Pero volvamos al principio. Parece que esa costumbre de adaptación remite, y que la globalización nos permite asimilar con mayor naturalidad términos extraños a nuestro idioma. Parece obviada la obsesión por que todas las palabras que usamos cumplan escrupulosamente las normas ortográficas del español, y decimos Bath con el acento más británico que conseguimos, y Valenciennes en nuestro rudo francés sin musicalidad, pero sin ánimo de modificarlo (y mucho menos de escribir “Baz” y “Balancián”). Siguiendo la tendencia ¿llegaremos a utilizar los términos en los idiomas de sus habitantes, en un camino desandado que haría de más valor la grafía perseguida como “universal”, superando las “locales”? Aunque en principio quizá pudiera parecer descabellado, quizá tras el ejemplo del título no lo parezca tanto.
La ciudad de Maastricht está localizada en uno de esos enclaves de Europa expuestos a los intereses de los gobernantes y a la cólera de los ejércitos. Fundada por los romanos como Mosae Trajectum porque en principio creció alrededor de un puente sobre el río Mosa, diferentes avatares la hicieron dependiente de alemanes, españoles, holandeses, franceses y belgas. Como enclave español durante unos ochenta años tras su sitio y conquista por Alejandro Farnesio en 1579, en ese tiempo se usó el término Mastrique, y así aparece en mapas de la época. Pero tras la retirada de aquellos territorios que nos habían dado al rey Carlos e innumerables disgustos y sinsabores el enclave dejó de constituir una realidad para España, y otras naciones se batieron por él. El nombre en español podía haber dormido como tantos otros términos hasta que se hizo nuevamente necesario (como sucedió con chapapote, de la misma época, que entonces nombraba el alquitrán con que se calafateaban los cascos de las naves para impermeabilizarlos antes de la botadura y que, por razón de un desastre mediambiental reciente, pasó a denominar la masa de petróleo viscoso que se adhiere con facilidad a todo lo que toca tras su vertido al mar), pero quiso el destino que reapareció más de tres siglos después para denominar un tratado internacional. ¿Parecía conveniente usar cada grafía nacional para denominarlo? No, es claro. No habría parecido muy serio que un mismo tratado se hubiese denominado de Maastricht, de Mastrique, de Mestreech o de Maestricht, así que pasamos a asimilar el nombre que los antaños feroces enemigos le dieron al lugar.

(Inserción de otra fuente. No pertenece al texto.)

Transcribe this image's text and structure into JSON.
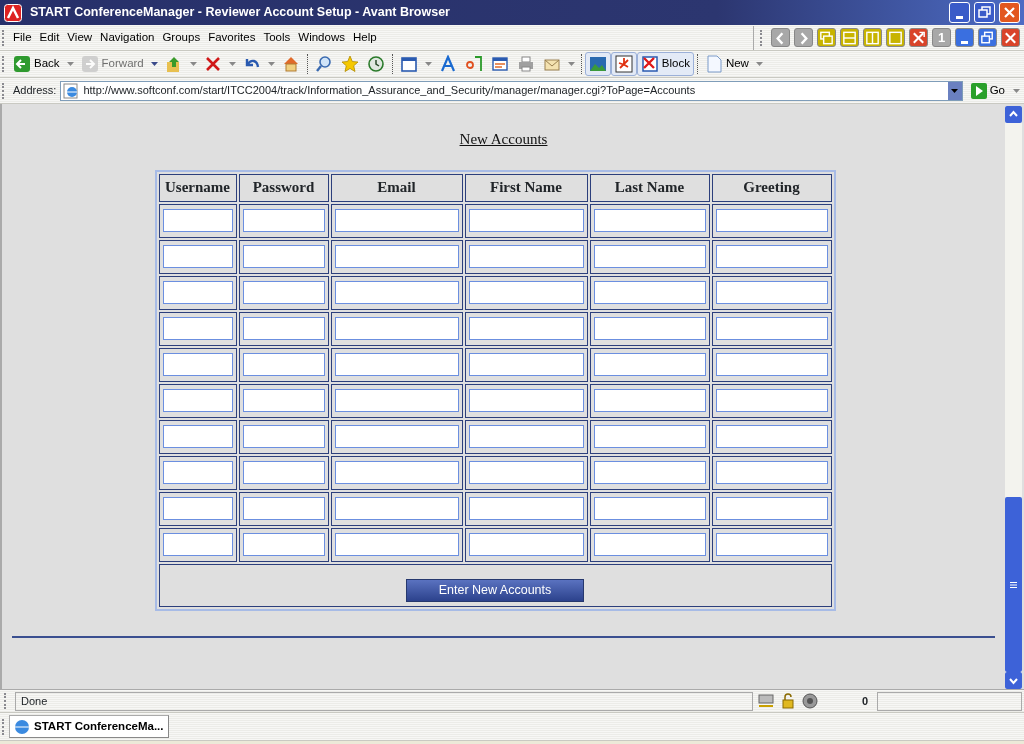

Una curiosidad más de esa pequeña ciudad. Si el dominio español se produjo en tiempos del mayor monarca que el mundo conoció, Felipe II, el francés acaeció en tiempos del Rey Sol, Luis XIV, el apabullante y refinado rey que abrumó a todos los países a su alrededor (umbríos frente al sol francés, podríamos decir parafraseando al poeta rojo), tras un sitio comandado por un valiente mosquetero apellidado D’Artagnan de cuya figura se conserva una estatua aún.

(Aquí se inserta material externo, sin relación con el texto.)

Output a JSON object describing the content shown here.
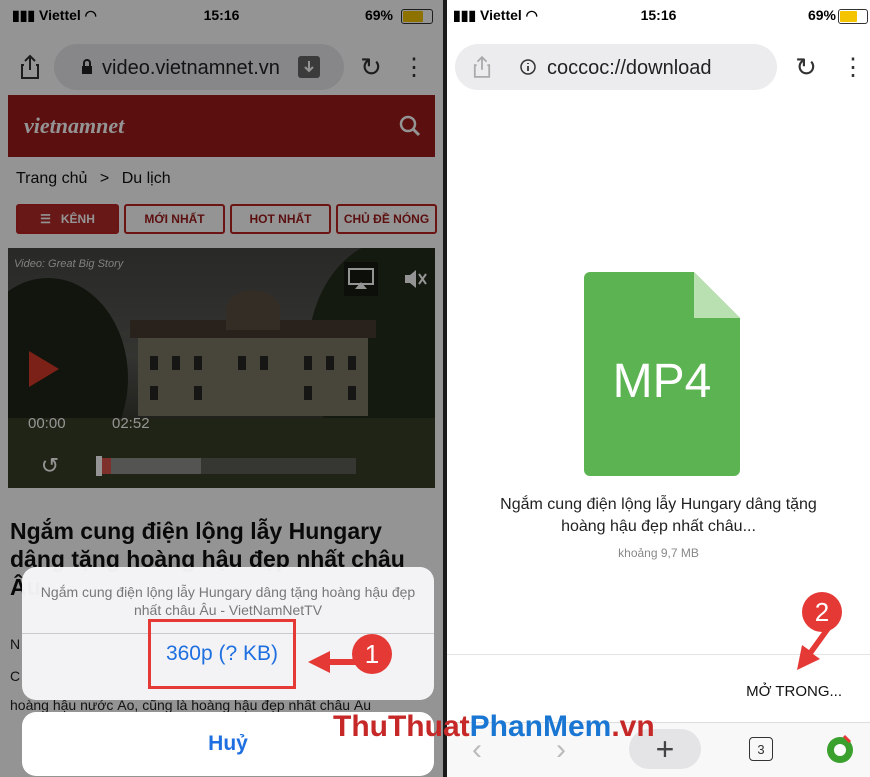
{
  "left": {
    "status": {
      "carrier": "Viettel",
      "time": "15:16",
      "battery": "69%"
    },
    "url": "video.vietnamnet.vn",
    "logo": "vietnamnet",
    "breadcrumb": {
      "home": "Trang chủ",
      "sep": ">",
      "current": "Du lịch"
    },
    "nav": {
      "kenh": "KÊNH",
      "moi_nhat": "MỚI NHẤT",
      "hot_nhat": "HOT NHẤT",
      "chu_de": "CHỦ ĐỀ NÓNG"
    },
    "video": {
      "source": "Video: Great Big Story",
      "current_time": "00:00",
      "duration": "02:52",
      "progress": 0.05,
      "buffered": 0.4
    },
    "article_title": "Ngắm cung điện lộng lẫy Hungary dâng tặng hoàng hậu đẹp nhất châu Âu",
    "body_peek": "hoàng hậu nước Áo, cũng là hoàng hậu đẹp nhất châu Âu",
    "body_letters": [
      "N",
      "C"
    ],
    "sheet": {
      "message": "Ngắm cung điện lộng lẫy Hungary dâng tặng hoàng hậu đẹp nhất châu Âu - VietNamNetTV",
      "option": "360p  (? KB)",
      "cancel": "Huỷ"
    },
    "step": "1"
  },
  "right": {
    "status": {
      "carrier": "Viettel",
      "time": "15:16",
      "battery": "69%"
    },
    "url": "coccoc://download",
    "file_type": "MP4",
    "file_name": "Ngắm cung điện lộng lẫy Hungary dâng tặng hoàng hậu đẹp nhất châu...",
    "file_size": "khoảng 9,7 MB",
    "open_in": "MỞ TRONG...",
    "tab_count": "3",
    "step": "2"
  },
  "watermark": {
    "part1": "ThuThuat",
    "part2": "PhanMem",
    "part3": ".vn"
  },
  "colors": {
    "accent_red": "#e53935",
    "brand_red": "#9e1b1b",
    "mp4_green": "#5bb352",
    "link_blue": "#1e6fe0"
  }
}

Noble gesto, eso de conservar una estatua levantada a un conquistador, pero para comprender cómo han cambiado las cosas quizá también habría que decir que este enclave estratégicamente situado es ahora sede de empresas como DaimlerChrysler, EDS y Hewlett-Packard. Quizá ahí veamos la clave de la globalización: la ciudad que antes era objeto de luchas y víctima del ansia de conquista es ahora estandarte de unidad, internacionalización y progreso. No es mal aroma para un viento nuevo.